For those realists who want to start preparing now, how can you be sure your credit union will ultimately be ready? I’ve seen too many unprepared credit unions suffer in a downturn in my 30 years in the credit union movement and, more importantly, heard of too many members affected as their credit union is more focused on fixing their portfolio than lending money. To evaluate your preparedness, honestly assess your credit union in these four areas:
- How much risk is on your balance sheet? The asset classes that will suffer the most in a normal recession are credit cards, unsecured loans and sub-prime auto loans. If these loan types have grown faster than your portfolio as a whole, you should be concerned how they’ll perform in the next downturn.
- How did your credit union’s loan portfolio perform during the Great Recession? Not that past performance is indicative of the future, but if you came through 2008-2011 relatively unscathed, you must have done something right! Certainly not being in a sand state is a positive. I’m not sure what the next recession has in store for Florida, Arizona, Nevada and California, but history has a way of repeating itself. These states are not likely to experience a catastrophic downturn in real estate prices again, but perhaps the next recession will impact these states a little harder from an unemployment standpoint.
- How much more prepared are you from a collections standpoint? Assuming we’ll get more of a “regular” recession, how has your credit union improved its collections and risk mitigation process? Without a doubt, we all learned what to do differently to mitigate potential losses from the Great Recession. Are you ready to turn on the process in the near future?

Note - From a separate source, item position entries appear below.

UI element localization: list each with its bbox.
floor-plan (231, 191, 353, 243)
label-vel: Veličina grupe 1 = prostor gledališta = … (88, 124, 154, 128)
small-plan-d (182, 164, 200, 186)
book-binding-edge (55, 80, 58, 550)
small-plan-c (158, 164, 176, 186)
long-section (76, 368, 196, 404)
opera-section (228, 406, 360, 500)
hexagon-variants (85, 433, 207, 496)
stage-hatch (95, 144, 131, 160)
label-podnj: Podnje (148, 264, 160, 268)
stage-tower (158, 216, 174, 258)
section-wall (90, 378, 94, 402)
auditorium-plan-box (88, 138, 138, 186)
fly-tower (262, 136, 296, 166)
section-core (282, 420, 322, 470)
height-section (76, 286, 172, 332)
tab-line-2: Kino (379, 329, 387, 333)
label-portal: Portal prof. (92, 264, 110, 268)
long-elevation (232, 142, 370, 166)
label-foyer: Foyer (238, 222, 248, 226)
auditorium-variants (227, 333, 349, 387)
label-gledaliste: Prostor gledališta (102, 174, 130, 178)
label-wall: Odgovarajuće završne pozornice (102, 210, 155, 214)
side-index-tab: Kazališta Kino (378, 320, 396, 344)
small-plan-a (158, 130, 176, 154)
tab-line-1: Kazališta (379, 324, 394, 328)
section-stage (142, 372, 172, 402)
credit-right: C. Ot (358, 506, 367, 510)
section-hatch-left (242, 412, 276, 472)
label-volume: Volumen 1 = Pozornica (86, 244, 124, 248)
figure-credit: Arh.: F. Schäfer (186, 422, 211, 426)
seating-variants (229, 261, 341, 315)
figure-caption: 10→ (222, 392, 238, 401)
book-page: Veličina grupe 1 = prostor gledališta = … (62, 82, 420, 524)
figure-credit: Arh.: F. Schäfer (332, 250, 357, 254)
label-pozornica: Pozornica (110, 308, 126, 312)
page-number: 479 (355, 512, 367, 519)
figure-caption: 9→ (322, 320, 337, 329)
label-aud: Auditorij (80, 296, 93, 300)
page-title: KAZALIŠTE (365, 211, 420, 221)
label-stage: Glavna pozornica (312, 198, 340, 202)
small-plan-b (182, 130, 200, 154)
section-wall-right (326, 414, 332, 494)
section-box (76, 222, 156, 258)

- How much did you relax your credit standards in the last five years? My sense is that there are a fair share of lenders who made the assumption that we won’t see another severe recession again for quite some time. Yet a “normal” recession can still have an impact on your portfolio. If I were to look into my crystal ball, the auto loan market could be really problematic in the next few years. Used car values were very high for quite some time, so your members “bought high” and, if you wind up with their car, you’ll “sell low.” In addition, so many used cars with higher mileage have been on the market compared to 10 years ago. Finally, take a look at the composition of your consumer loan portfolio: Has your percentage of B, C and D loans grown significantly in the last five years? How does that distribution look compared to 2014? While B and C loans are not sub-prime loans, they still can generate significant losses.
CUES member Bill Vogeney is chief revenue officer and self-professed lending geek at $5.5 billion Ent Credit Union.